Maar laten we dat eens van ietsje dichterbij bekijken.
Veel energie krijg je er niet van.
Zelfs opstaan voor een snack doe je liever niet.
Je hangt op de bank, krijgt het misschien zelfs wel koud.
Dekentje over je heen. Dat voelt wel knus.
Nog maar een glaasje wijn, volgende aflevering ook maar bekijken.
Wat gebeurt er op zo’n moment in je lichaam? In je hoofd?
De Amerikaans-Nederlandse professor Erik Peper heeft er onderzoek naar gedaan. Hij heeft zijn studenten aan allerlei meetinstrumenten gezet terwijl ze lekker lagen te hangen. Slouching heet bankhangen op z’n Engels.
Wat bleek?
Je rugspieren vinden het al snel lastig om zo te hangen.

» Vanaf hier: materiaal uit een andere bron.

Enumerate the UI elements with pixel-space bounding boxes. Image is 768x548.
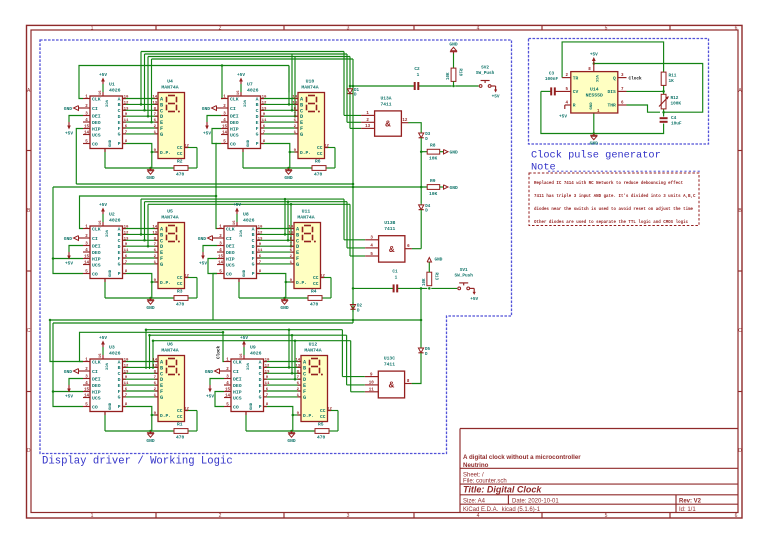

Je ademhaling wordt oppervlakkiger. En ook lijkt het dat je hoofd rustiger wordt, het blijkt niet zo te zijn: er wordt nog net zoveel activiteit gemeten als normaal.
De proefpersonen kregen ook vragen over hoe hun emotionele staat was. Niemand gaf aan dat ze zich opgewekter, beter, enthousiaster of vrolijker voelde na het bank-hangen.
Bijzonder hè? En toch doen we het regelmatig.
We voeren die gesprekken niet die we zouden moeten voeren om de intimiteit van je relatie vast te houden. We veranderen onze gedachten niet over hoe we werk-problemen kunnen aanpakken. We geven ons lichaam het signaal dat het niet zo belangrijk is om er goed voor te zorgen.
We blijven in een staat van onverschilligheid,
van ‘het is wel goed zo’,
van ‘ik heb zo hard gewerkt, ik verdien deze ontspanning’.
En dan vraag jij jezelf af waarom je blijft hangen in de dagelijkse sleur…
Natuurlijk mag je en kan je lekker voor de tv hangen, maar realiseer je af en toe wat het met je doet.